One is left wondering, How has it come to this? Mary Jane Watson, a tour de force by any metric in the comic book world, has been reduced to a laughing stock, there for the memeing. And despite her legacy as a strong female character—overtly feminine, not pushed around by men, the life and soul of any panel she walked onto, a hero without being a superhero—she is now the opposite, spending a year existing in the abstract between two male characters who have dominated the conversation. And when the spotlight was finally shone on her and ‘her journey’, it was to shocked gasps like Quasimodo’s cape being removed at the Festival of Fools.

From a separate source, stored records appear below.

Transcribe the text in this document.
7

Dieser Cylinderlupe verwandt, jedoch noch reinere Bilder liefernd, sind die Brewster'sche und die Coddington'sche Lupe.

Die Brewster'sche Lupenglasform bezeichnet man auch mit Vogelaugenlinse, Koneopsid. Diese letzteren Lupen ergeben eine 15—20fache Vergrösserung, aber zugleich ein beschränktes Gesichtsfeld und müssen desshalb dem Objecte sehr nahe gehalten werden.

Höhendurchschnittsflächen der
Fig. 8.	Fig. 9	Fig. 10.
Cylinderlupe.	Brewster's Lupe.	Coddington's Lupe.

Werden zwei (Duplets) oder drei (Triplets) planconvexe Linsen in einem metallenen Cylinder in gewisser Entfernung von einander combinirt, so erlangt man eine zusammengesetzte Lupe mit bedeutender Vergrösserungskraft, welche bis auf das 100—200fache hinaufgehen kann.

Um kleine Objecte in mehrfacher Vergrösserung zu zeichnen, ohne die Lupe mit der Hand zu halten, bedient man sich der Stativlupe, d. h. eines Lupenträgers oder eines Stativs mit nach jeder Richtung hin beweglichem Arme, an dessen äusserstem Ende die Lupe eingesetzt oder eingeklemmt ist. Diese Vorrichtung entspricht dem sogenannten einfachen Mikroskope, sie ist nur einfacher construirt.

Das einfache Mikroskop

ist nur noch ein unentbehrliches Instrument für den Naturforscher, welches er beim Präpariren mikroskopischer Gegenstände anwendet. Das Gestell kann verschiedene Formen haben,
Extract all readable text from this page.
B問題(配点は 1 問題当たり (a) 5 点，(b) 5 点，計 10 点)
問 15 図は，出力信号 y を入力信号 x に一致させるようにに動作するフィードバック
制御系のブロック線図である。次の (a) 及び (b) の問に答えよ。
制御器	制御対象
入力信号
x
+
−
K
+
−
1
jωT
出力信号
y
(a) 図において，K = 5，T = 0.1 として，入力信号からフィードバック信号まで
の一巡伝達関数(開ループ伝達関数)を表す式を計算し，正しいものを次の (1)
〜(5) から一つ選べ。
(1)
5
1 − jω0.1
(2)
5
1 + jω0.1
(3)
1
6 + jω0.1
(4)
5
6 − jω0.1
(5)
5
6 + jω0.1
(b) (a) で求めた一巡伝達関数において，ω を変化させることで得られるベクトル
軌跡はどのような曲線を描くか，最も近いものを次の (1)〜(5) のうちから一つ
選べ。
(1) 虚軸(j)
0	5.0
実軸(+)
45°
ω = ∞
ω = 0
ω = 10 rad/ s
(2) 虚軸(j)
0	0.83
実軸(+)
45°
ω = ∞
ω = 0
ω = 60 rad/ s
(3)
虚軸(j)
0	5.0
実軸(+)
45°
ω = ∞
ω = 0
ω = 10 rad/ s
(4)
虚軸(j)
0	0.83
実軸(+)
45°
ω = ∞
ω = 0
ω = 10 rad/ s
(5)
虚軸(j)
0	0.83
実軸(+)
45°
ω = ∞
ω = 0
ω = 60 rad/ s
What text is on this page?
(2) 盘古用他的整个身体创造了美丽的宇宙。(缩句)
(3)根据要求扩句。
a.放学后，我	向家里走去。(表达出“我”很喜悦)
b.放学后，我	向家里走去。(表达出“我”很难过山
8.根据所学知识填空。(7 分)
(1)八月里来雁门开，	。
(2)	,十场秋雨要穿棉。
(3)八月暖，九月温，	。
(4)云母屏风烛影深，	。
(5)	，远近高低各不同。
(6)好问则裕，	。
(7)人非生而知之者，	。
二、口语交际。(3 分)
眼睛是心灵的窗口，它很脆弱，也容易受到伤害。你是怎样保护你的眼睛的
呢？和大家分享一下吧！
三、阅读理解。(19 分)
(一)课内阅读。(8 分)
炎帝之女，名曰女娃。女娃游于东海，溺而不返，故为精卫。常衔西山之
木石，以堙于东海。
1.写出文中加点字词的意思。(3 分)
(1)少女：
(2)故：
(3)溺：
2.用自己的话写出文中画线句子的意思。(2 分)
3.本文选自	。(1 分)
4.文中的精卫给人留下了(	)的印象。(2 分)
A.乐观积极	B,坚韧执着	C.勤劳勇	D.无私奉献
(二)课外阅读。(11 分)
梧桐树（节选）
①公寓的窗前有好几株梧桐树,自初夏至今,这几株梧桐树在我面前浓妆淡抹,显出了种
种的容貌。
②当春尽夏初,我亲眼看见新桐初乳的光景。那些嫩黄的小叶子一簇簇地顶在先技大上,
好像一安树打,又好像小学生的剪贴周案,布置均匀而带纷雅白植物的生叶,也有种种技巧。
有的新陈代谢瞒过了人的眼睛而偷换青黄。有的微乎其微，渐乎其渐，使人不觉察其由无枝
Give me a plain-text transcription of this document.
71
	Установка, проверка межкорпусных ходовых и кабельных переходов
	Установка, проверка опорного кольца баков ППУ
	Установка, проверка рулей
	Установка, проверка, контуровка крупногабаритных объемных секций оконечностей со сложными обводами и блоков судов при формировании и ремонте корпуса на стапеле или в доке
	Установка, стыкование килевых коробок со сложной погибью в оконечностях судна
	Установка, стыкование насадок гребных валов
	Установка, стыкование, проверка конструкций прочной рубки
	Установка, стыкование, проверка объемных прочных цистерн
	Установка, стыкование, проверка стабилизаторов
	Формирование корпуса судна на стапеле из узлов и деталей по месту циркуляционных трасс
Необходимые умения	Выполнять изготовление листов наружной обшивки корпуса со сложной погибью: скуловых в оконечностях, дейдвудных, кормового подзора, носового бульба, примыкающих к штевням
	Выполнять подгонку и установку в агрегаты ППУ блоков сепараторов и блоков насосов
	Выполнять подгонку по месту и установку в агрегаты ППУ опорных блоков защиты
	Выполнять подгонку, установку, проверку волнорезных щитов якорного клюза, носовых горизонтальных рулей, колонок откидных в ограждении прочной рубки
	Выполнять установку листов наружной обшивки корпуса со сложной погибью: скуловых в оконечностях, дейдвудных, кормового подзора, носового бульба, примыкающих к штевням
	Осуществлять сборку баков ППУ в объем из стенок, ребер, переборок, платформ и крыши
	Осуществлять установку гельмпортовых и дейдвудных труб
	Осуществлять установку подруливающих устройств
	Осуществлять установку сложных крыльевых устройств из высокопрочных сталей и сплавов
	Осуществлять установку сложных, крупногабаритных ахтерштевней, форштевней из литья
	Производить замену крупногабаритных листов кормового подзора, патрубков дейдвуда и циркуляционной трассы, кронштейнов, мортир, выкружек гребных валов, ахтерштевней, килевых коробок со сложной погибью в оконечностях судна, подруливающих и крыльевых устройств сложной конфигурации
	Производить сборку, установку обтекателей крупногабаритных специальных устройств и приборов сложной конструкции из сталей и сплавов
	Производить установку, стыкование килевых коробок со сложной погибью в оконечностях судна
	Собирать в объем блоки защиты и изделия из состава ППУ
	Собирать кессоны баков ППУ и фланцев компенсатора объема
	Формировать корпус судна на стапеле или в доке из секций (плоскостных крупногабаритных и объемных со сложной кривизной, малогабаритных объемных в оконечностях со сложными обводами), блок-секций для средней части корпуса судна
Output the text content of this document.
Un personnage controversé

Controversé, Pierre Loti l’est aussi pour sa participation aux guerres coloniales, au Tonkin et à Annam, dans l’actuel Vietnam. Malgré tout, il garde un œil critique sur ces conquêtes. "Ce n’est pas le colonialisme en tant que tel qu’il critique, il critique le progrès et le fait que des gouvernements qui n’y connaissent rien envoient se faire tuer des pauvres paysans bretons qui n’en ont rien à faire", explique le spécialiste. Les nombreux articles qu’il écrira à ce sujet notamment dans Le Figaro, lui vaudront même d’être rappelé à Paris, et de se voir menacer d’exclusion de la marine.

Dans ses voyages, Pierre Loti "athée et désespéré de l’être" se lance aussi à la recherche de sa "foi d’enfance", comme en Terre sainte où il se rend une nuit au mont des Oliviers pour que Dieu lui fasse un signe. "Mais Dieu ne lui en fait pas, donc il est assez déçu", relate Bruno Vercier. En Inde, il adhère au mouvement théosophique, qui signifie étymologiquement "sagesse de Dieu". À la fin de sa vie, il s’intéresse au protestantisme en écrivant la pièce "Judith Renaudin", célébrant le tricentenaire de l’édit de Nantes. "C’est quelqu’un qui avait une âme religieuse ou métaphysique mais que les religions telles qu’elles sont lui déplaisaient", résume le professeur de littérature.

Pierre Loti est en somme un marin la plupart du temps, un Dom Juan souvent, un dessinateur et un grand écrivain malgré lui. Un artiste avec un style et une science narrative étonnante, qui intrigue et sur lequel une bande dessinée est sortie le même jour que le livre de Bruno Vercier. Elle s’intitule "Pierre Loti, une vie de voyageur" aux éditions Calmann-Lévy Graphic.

If you were a Mary Jane fan who approached the arrival of the title with trepidation at how it would be handled, make no mistake, the character assassination is now complete. There are several panels where this reviewer’s immediate thoughts were things like
'But what about what she said after the Iron Spider suit?'
'What about her growth during Spider-Island?'
'Why is she laughing in a bar seconds after grief counselling?'
'Why is she embracing this lifestyle after five decades of having malcontent about the danger superheroes bring into her life and the wider world?'
'What about her desire for 'normal' that drove her to move to Chicago?'
'Why are the superheroes not concerned about the fact that Spider-Man's webs dissolve after an hour?'
'Why is Mary Jane strutting away despite the fact that that bridge will collapse in an hour?'
'Which New York bridge even is that?'
'Why is Peter not commenting on Mary Jane being a superhero? This is a crucial moment in their 616 timeline; why is his reaction not on the page?'
'Why did Peter just invite Mary Jane to put herself in harm's way when he knows that her powers are inherently unreliable?'
This reviewer will say this in defence of the writer: she was set up to fail. Writing for Spider-Man must be one of the biggest honours of an aspiring writer's career. But in total objectivity, she is a bad fit for this character. While she will be credited as ‘originating’ Jackpot, she didn’t originate Mary Jane Watson, or even write the backstory to this issue, and yet what is on the page isn’t a continuation of that backstory, however grim.
But Nick Lowe has rage-baited the fandom into a state of dissatisfaction and derision-by-default, and thrown in a sacrificial lamb to tell a story for his own still-nebulous agenda. There was no need for the human shield, and there is still no need for the bullets. The responsibility of this failure of an issue rests squarely on his shoulders.